Member of the Virginia Senate from the 1st district
- In office January 9, 2008 – April 4, 2016
- Preceded by: Marty Williams
- Succeeded by: Monty Mason

Personal details
- Born: December 9, 1947 Bryn Mawr, Pennsylvania
- Died: April 4, 2016 (aged 68) Newport News, Virginia
- Party: Democratic
- Spouse: Sharron Kitchen Miller
- Education: Northern Illinois Univ. (BA);
- Profession: Journalist; educator;
- Website: www.senatorjohnmiller.com

= John Miller (Virginia politician) =

American politician

John C. Miller (December 9, 1947 - April 4, 2016) was an American journalist and politician. A Democrat, he was elected to the Senate of Virginia in 2007, won re-election twice by increasing majorities, and died during his final term. He represented the 1st district on the Virginia Peninsula, which comprises the city of Williamsburg, parts of the city of Suffolk, parts of York County, James City County and the cities of Hampton and Newport News.

==Early and family life==
Born in Bryn Mawr, Pennsylvania on December 9. 1947, Miller graduated from Northern Illinois University with a bachelor's degree. He married and had a daughter and son.

==Career==
Miller worked as a reporter and later was the anchorman at WVEC-TV for 18 years. At WVEC, he became well known for treating those he interviewed with the same high level of deference, whether they were a school janitor or the Governor of the Commonwealth of Virginia. After leaving Channel 13, he served as Director of Community Outreach for Orion Air. Previously, Miller worked for U.S. Senator Paul Trible (a Republican), at Christopher Newport University and public broadcasting station WHRO. He was also active in many community organizations, including Smart Beginnings of the Virginia Peninsula, People to People, and Peninsula READS, among other organizations.

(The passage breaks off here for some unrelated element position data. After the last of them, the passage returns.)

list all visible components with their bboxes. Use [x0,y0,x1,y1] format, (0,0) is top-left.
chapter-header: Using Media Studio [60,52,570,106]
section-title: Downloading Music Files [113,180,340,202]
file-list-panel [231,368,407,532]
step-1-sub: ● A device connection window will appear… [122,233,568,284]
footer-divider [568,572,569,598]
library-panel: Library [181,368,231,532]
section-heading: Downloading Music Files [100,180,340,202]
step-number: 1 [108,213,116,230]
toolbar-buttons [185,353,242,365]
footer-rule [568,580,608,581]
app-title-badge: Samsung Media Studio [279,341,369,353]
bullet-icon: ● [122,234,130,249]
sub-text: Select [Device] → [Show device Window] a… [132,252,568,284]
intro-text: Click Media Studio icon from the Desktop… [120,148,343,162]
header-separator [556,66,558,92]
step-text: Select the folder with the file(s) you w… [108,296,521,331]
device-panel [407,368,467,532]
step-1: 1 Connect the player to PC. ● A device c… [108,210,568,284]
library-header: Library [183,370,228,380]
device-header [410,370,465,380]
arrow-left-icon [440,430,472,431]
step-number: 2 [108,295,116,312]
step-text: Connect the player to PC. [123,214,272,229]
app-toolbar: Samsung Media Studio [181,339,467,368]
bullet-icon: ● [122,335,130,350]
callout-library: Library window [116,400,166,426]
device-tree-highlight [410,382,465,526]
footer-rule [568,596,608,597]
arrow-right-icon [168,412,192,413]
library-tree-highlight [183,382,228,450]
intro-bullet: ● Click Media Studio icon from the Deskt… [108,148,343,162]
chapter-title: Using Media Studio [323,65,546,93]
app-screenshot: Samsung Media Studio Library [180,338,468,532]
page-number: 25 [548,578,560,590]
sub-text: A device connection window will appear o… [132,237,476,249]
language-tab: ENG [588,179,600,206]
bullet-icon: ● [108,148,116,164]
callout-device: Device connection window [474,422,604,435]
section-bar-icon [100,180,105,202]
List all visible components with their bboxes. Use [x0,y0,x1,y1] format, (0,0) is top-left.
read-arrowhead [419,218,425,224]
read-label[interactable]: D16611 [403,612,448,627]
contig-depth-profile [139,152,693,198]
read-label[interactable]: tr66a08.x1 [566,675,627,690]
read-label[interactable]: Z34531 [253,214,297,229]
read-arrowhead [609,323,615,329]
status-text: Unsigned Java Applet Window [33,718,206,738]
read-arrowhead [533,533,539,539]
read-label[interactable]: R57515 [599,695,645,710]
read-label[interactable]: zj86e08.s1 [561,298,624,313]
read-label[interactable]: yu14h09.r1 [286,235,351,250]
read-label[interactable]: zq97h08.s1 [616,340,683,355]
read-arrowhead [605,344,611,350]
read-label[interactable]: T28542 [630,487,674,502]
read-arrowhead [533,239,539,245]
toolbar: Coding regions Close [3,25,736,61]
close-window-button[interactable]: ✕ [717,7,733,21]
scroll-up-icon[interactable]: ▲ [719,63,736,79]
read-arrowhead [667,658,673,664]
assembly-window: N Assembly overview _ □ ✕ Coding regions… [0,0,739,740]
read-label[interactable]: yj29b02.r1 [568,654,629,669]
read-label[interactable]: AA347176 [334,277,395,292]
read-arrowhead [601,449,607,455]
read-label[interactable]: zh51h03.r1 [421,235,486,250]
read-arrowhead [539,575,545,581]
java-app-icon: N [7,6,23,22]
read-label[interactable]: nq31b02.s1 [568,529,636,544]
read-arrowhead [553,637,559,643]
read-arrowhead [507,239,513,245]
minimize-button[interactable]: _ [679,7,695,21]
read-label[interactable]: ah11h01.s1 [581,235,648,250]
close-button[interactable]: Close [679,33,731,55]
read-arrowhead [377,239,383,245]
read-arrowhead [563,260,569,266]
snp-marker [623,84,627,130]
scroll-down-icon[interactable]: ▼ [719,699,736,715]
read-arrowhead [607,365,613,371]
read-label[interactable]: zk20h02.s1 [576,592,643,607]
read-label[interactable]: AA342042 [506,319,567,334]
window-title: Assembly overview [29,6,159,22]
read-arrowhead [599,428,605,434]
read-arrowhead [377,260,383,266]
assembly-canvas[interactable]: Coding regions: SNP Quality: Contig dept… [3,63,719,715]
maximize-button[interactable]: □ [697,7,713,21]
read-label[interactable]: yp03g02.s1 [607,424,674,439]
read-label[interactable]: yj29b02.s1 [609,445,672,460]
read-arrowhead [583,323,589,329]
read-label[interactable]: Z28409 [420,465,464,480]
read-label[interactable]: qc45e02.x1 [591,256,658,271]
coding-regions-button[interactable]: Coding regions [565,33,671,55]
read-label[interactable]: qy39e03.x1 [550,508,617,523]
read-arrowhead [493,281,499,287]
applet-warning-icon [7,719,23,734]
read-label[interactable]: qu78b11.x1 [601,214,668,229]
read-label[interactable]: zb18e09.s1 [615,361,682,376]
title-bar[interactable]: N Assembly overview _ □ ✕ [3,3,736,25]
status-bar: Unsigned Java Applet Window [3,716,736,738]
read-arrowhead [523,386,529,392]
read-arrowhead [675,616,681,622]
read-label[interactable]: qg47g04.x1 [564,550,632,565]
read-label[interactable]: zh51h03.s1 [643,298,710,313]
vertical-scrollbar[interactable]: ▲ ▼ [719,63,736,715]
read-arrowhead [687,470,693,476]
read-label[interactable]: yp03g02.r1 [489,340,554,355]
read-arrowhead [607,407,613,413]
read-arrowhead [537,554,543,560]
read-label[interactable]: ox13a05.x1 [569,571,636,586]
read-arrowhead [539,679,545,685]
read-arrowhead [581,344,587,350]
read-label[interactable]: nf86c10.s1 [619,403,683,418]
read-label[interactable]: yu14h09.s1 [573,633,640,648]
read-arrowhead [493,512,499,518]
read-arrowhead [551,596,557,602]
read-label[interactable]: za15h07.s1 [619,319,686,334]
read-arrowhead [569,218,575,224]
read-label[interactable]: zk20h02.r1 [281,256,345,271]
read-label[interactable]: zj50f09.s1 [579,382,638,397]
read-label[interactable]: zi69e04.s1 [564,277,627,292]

First elected to the Virginia Senate in 2007, John Miller was so widely liked by citizens from a both Democratic and Republican factions that he was able to win a seat previously considered to be easily controlled by the Republicans. He later won re-election in 2011 and 2015. In his last session Miller shepherded a major high school education reform bill to passage. In the Virginia Senate, Miller helped establish a bipartisan coalition known as the Commonwealth Caucus, especially to work on issues related to redistricting and education reform. Miller also worked to protect the Chesapeake Bay, military families and to end childhood obesity.

==Death and legacy==
Miller was found dead in his home, of an apparent heart attack on April 4, 2016. He was survived by his wife, son, daughter and grandchildren. Two governors, as well as many other dignitaries, were among the hundreds of mourners at his funeral at First Baptist Church Denbigh. John Miller was among the now-vanishing breed of political leaders in Virginia politics who cheerfully worked with both Democrats and Republicans in the Virginia Senate and in the House of Delegates to help improve the lives of his fellow Virginians.